Our goal was to conduct a replicated test for trade‐offs with crawl speed in two monophyletic lineages of T. sirtalis, California and the Pacific Northwest, so we analyzed data from the two regions in separate statistical models. Populations in California and the Pacific Northwest are geographically separated and genetically divergent according to autosomal and mitochondrial loci (Janzen et al. 2002; Hague et al. 2017). Moreover, a gene tree of the NaV1.4 protein, based on genomic DNA from neonates in this study, indicates that TTX resistance in the DIV p‐loop evolved independently in the two lineages (Hague et al. 2017). Therefore, we assigned neonates to either the California or Pacific Northwest lineage based on the NaV1.4 tree. As a precaution, we did not include populations located in between the two lineages, along the California/Oregon border, because it is an apparent region of historical vicariance, and may now represent a contact zone between southern and northern lineages. Populations in this region all lack variation in NaV1.4, such that only the ancestral, nonresistant sequence (NaV1.4+) is found (Hague et al. 2017).

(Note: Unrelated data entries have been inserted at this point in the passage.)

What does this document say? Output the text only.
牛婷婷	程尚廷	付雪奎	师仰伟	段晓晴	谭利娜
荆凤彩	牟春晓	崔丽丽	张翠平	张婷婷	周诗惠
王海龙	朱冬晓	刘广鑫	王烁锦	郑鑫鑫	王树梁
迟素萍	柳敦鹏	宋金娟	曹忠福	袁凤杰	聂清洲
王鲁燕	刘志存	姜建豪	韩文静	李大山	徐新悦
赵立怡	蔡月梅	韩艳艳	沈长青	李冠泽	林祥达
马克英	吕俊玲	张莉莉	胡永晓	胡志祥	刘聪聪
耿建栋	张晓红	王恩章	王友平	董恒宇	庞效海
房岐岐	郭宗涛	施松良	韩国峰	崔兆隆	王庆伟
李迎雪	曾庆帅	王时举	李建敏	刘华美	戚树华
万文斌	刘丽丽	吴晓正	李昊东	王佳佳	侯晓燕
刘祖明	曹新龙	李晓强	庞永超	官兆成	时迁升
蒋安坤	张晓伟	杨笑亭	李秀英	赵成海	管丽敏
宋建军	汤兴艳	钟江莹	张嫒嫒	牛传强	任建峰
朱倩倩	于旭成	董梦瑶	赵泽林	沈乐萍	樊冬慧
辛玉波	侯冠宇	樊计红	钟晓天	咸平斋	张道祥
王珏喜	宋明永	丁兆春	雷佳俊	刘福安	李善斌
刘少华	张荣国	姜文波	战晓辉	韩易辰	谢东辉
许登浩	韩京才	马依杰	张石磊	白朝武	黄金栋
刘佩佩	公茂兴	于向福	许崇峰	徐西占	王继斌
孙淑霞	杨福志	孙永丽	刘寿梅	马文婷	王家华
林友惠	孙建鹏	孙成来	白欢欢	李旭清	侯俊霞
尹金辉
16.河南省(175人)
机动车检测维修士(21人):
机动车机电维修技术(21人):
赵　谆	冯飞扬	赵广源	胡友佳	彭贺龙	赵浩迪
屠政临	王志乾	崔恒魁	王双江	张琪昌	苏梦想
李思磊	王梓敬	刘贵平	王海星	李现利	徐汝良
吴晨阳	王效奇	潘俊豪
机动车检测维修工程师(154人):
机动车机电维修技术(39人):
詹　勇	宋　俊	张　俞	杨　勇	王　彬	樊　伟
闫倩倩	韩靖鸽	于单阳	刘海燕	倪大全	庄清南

HETEROLOGOUS EXPRESSION OF NaV1.4 Mutants

We tested whether changes in the biophysical function of the channel might underlie locomotor trade‐offs by evaluating the function of snake NaV1.4 channels expressed in heterologous Xenopus oocytes. We generated clones of NaV1.4 with the ancestral DIV p‐loop sequence (NaV1.4+) and two derived alleles (NaV1.4V and NaV1.4LVNV), expressed each channel variant, and then measured TTX‐binding affinity (K d). We also recorded the voltage‐dependence of activation and fast‐inactivation (V 1/2) in order to visualize channel excitability—the window current for which each channel is available to open and initiate action potentials in skeletal muscle tissue (Ketelaars et al. 2001; Remy et al. 2003; Barker et al. 2016).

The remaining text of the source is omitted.